You now must check which of these four (or three if using --no-ff) cases actually occurred:

  1. The first one tells you that the merge is potentially possible but has conflicts, and does require a followup git merge --abort (or git reset --merge) command.

    This is the case that causes the "won't be 100%": for instance, it happens if your target was squash-merged, but dev has since advanced in an incompatible way. You can lodge an alert of some sort since this is the test that fails automation.

  2. The second tells you that the merge base commit of dev / HEAD and target is HEAD, i.e., the commit identified by target is an ancestor of that identified by dev ("is the same commit" is considered to be "is ancestor").

    This case means that it's safe, in some sense, to just delete the target branch.

  3. The third tells you that the commit identified by dev is an ancestor of that identified by target. You may want transform this into case 4 using --no-ff so as to be able to use the final test below. However, this tells you that target is strictly ahead of dev (if they were equal, case 2 would have occurred first).

  4. The fourth tells you that a clean and simple merge is possible.

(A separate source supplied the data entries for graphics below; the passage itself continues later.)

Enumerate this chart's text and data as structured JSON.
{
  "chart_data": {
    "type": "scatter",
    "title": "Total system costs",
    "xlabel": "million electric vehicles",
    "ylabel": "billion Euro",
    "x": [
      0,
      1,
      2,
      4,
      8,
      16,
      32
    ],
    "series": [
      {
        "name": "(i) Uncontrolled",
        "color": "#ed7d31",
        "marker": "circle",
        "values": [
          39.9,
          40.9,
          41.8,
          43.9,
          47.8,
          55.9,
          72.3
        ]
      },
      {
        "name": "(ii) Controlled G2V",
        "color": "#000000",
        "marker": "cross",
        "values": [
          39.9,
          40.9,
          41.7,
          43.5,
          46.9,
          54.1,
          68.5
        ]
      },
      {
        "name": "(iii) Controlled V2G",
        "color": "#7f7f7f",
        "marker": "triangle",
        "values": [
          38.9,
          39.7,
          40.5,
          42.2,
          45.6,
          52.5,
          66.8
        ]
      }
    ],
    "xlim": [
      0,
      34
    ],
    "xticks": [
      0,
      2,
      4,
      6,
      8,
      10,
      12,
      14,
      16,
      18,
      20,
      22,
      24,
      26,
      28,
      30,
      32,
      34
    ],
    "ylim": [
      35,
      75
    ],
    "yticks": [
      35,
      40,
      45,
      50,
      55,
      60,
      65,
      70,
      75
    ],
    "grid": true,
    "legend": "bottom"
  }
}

You can now check whether the resulting commit matches the dev commit using:

    test $(git rev-parse HEAD^{tree}) = $(git rev-parse HEAD^^{tree})
    

    If these don't match, merging target would take some change(s) from it. If they do match, merging target has no effect on the tree.

Because your HEAD is detached during this testing process, all you have to do to clean up—other than in case 1 where you must abort the in-progress merge, that is—is git checkout dev to re-attach your HEAD. Any commit actually made is now abandoned, and Git will eventually—after 30 days by default—remove it for real.